Conversely, if circumstances that have seemed difficult finally start falling into place, you might sense that "the ducks are aligning"; inadvertently, of course, mixing up "ducks in a row" with the stars bestowing good fortune from above.
The wonderful thing about language is that, no matter what you're looking for. it will never stop providing us with new examples
Still, far better to get our ducks aligned than to stand by and let chaos ensue. We might then end up like "lemmings to the slaughter", a mix-up that will make sense to anyone who remembers one of the earliest self (and best) video games that involved tiny lemmings following each other blindly and falling off various obstacles unless you were able to stop them.
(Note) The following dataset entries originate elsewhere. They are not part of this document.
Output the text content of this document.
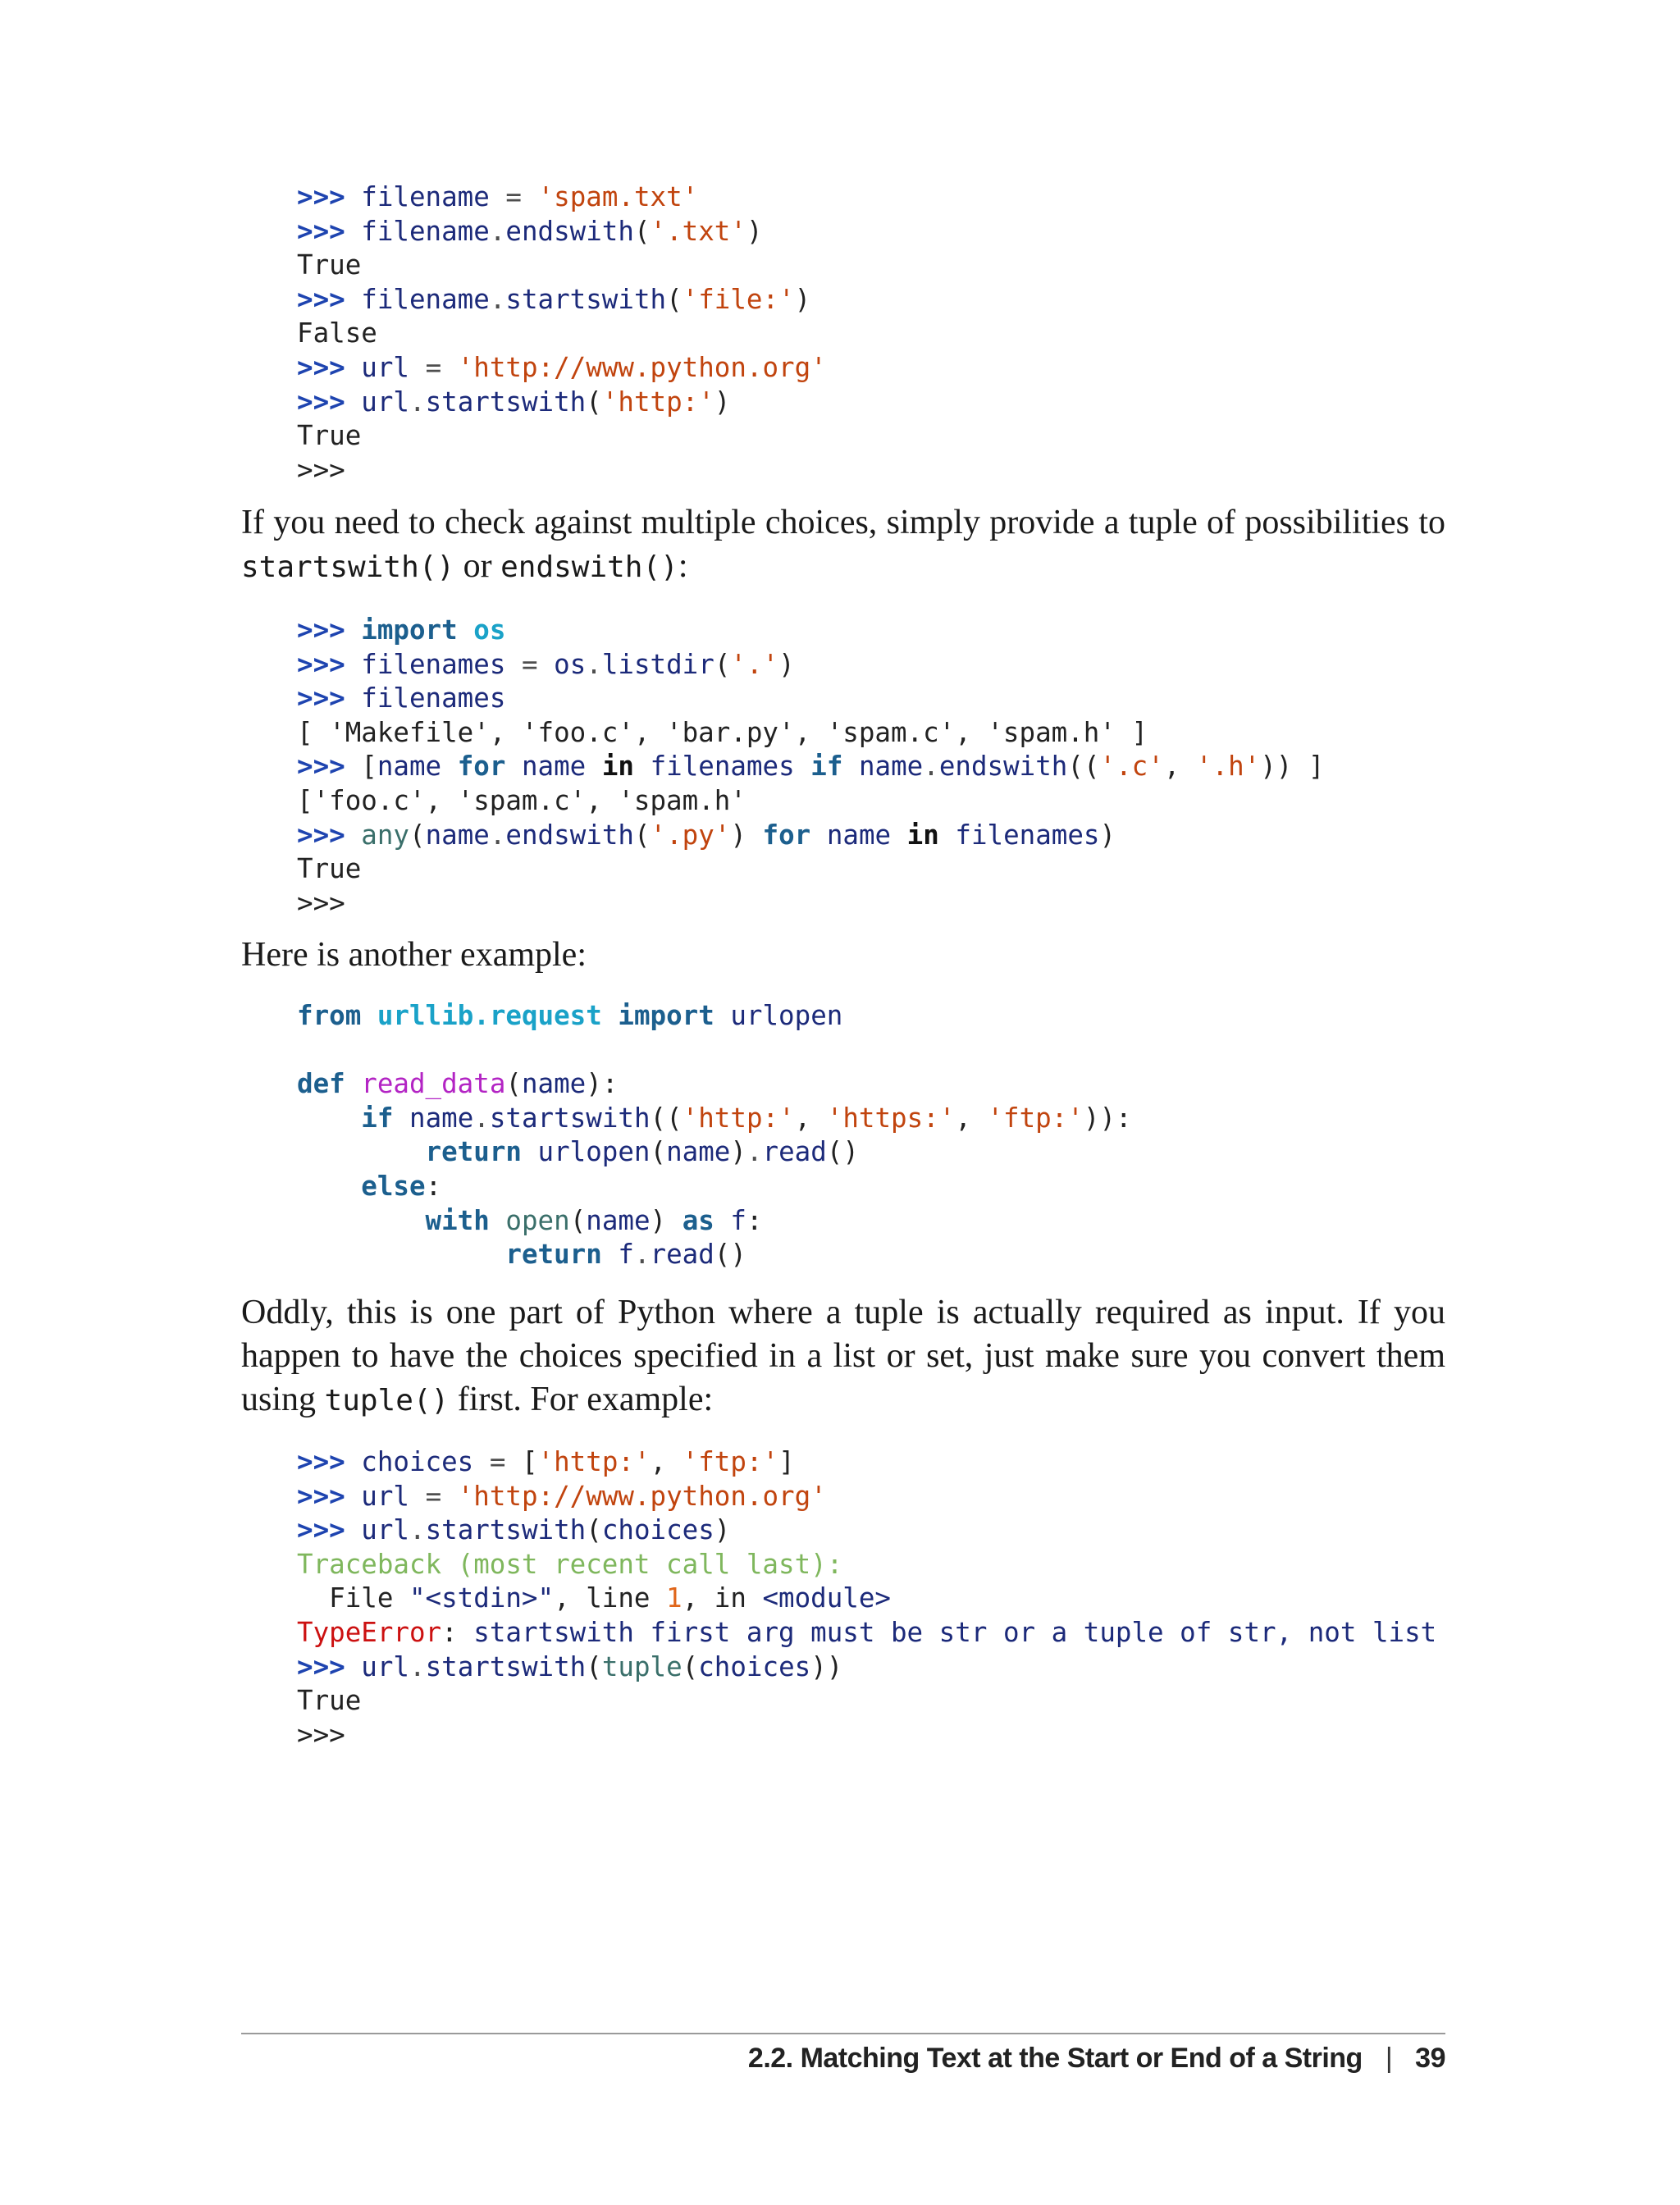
>>> filename = 'spam.txt'
>>> filename.endswith('.txt')
True
>>> filename.startswith('file:')
False
>>> url = 'http://www.python.org'
>>> url.startswith('http:')
True
>>>

If you need to check against multiple choices, simply provide a tuple of possibilities to startswith() or endswith():

>>> import os
>>> filenames = os.listdir('.')
>>> filenames
[ 'Makefile', 'foo.c', 'bar.py', 'spam.c', 'spam.h' ]
>>> [name for name in filenames if name.endswith(('.c', '.h')) ]
['foo.c', 'spam.c', 'spam.h'
>>> any(name.endswith('.py') for name in filenames)
True
>>>

Here is another example:

from urllib.request import urlopen

def read_data(name):
if name.startswith(('http:', 'https:', 'ftp:')):
return urlopen(name).read()
else:
with open(name) as f:
return f.read()

Oddly, this is one part of Python where a tuple is actually required as input. If you happen to have the choices specified in a list or set, just make sure you convert them using tuple() first. For example:

>>> choices = ['http:', 'ftp:']
>>> url = 'http://www.python.org'
>>> url.startswith(choices)
Traceback (most recent call last):
File "<stdin>", line 1, in <module>
TypeError: startswith first arg must be str or a tuple of str, not list
>>> url.startswith(tuple(choices))
True
>>>
2.2. Matching Text at the Start or End of a String | 39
Thankfully, no lambs were involved in the making of that malaphor but if they were, rest assured the fan would most definitely hit the roof.
Sometimes, of course, we are all too stuck in our ways to change: you can't teach an old leopard new spots after all. But the wonderful thing about language is that, no matter what you're looking for. it will never stop providing us with new examples.
Many a malaphor can be picked up while out and about - the sport of eavesdropping has never been such fun. Of course, none of us is immune, and even the most seasoned linguist is prone to producing their own slips of the tongue.
And when they're caught out? Let's just say I'll burn that bridge when I get to it.